Il leva la main, sournois.
- Ça, je le jure.
- Su l'bon Dieu ?
- Su l'bon Dieu.
 - Eh ben tu l'y diras que son père est mort, que sa mère est morte,
 que son frère est mort, tous trois en un mois, de fièvre typhoïde, en
 janvier 1883, v'là trois ans et demi.
 A son tour, il sentit que tout son sang lui remuait dans le corps,
 et il demeura pendant quelques instants tellement saisi qu'il ne
 trouvait rien à répondre ; puis il douta et demanda :
- T'es sûre ?
- Je suis sûre.
- Qué qui te l'a dit ?
Elle posa les mains sur ses épaules, et le regardant au fond des yeux :
- Tu jures de ne pas bavarder.
- Je le jure.
- Je suis sa soeur !
Il jeta ce nom, malgré lui.
- Françoise ?
 Elle le contempla de nouveau fixement, puis, soulevée par une
 épouvante folle, par une horreur profonde, elle murmura tout bas
 presque dans sa bouche :
- Oh ! oh ! c'est toi, Célestin ?
Ils ne bougèrent plus, les yeux dans les yeux.
 Autour d'eux, les camarades hurlaient toujours ! Le bruit des
 verres, des poings, des talons scandant les refrains et les cris aigus
 des femmes se mêlaient au vacarme des chants.
 Il la sentait sur lui, enlacée à lui, chaude et terrifiée, sa
 soeur ! Alors, tout bas, de peur que quelqu'un l'écoutât, si bas
 qu'elle-même l'entendit à peine :
- Malheur ! j'avons fait de la belle besogne !
Elle eut, en une seconde, les yeux pleins de larmes, et balbutia :
- C'est-il de ma faute ?
Mais lui, soudain :
- Alors ils sont morts !
- Ils sont morts.
- Le pé, la mé, et le fré ?
 - Les trois en un mois, comme je t'ai dit. J'ai resté seule, sans
 rien que mes hardes, vu que je devions le pharmacien, l'médecin et
 l'enterrement des trois défunts, que j'ai payé avec les meubles.

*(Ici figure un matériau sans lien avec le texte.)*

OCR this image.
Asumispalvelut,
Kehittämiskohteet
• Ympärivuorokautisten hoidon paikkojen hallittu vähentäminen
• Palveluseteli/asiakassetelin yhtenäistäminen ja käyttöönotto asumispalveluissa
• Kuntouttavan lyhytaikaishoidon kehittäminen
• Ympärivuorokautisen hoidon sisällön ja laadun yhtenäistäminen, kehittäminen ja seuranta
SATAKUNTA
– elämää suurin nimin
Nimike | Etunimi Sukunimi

 "J'entrai pour lors comme servante chez maît'e Cacheux, tu sais
 bien, l'boiteux. J'avais quinze ans tout juste à çu moment-là pisque
 t'es parti quand j'en avais point quatorze. J'ai fait une faute avec
 li. On est si bête quand on est jeune. Pi j'allai comme bonne du
 notaire qui m'a aussi débauchée et qui me conduisit au Havre dans une
 chambre. Bientôt il n'est point r'venu ; j'ai passé trois jours sans
 manger et pi ne trouvant pas d'ouvrage, je suis entrée en maison, comme
 bien d'autres. J'en ai vu aussi du pays, moi ! ah ! et du sale pays !
 Rouen, Évreux, Lille, Bordeaux, Perpignan, Nice, et pi Marseille, où me
 v'là !
Les larmes lui sortaient des yeux et du nez, mouillaient ses joues, coulaient dans sa bouche.
Elle reprit :
- Je te croyais mort aussi, té ! mon pauv'e Célestin.
Il dit :
 - Je t'aurais point reconnue, mé, t'étais si p'tite alors, et te
 v'là si forte ! mais comment que tu ne m'as point reconnu, té ?
Elle eut un geste désespéré.
- Je vois tant d'hommes qu'ils me semblent tous pareils !
 Il la regardait toujours au fond des yeux, étreint par une émotion
 confuse et si forte qu'il avait envie de crier comme un petit enfant
 qu'on bat. Il la tenait encore dans ses bras, à cheval sur lui, les
 mains ouvertes dans le dos de la fille, et voilà qu'à force de la
 regarder il la reconnut enfin, la petite soeur laissée au pays avec
 tous ceux qu'elle avait vus mourir, elle, pendant qu'il roulait sur les
 mers. Alors prenant soudain dans ses grosses pattes de marin cette tête
 retrouvée, il se mit à l'embrasser comme on embrasse de la chair
 fraternelle. Puis des sanglots, de grands sanglots d'homme, longs comme
 des vagues, montèrent dans sa gorge pareils à des hoquets d'ivresse.
Il balbutiait :
- Te v'là, te r'voilà, Françoise, ma p'tite Françoise...
 Puis tout à coup il se leva, se mit à jurer d'une voix formidable
 en tapant sur la table un tel coup de poing que les verres culbutés se
 brisèrent. Puis il fit trois pas, chancela, étendit les bras, tomba sur
 la face. Et il se roulait par terre en criant, en battant le sol de ses
 quatre membres, et en poussant de tels gémissements qu'ils semblaient
 des râles d'agonie.
Tous ses camarades le regardaient en riant.
- Il est rien soûl, dit l'un.
- Faut le coucher, dit un autre, s'il sort on va le fiche au bloc.
 Alors comme il avait de l'argent dans ses poches, la patronne
 offrit un lit, et les camarades, ivres eux-mêmes à ne pas tenir debout,
 le hissèrent par l'étroit escalier jusqu'à la chambre de la femme qui
 l'avait reçu tout à l'heure, et qui demeura sur une chaise, au pied de
 la couche criminelle, en pleurant autant que lui, jusqu'au matin.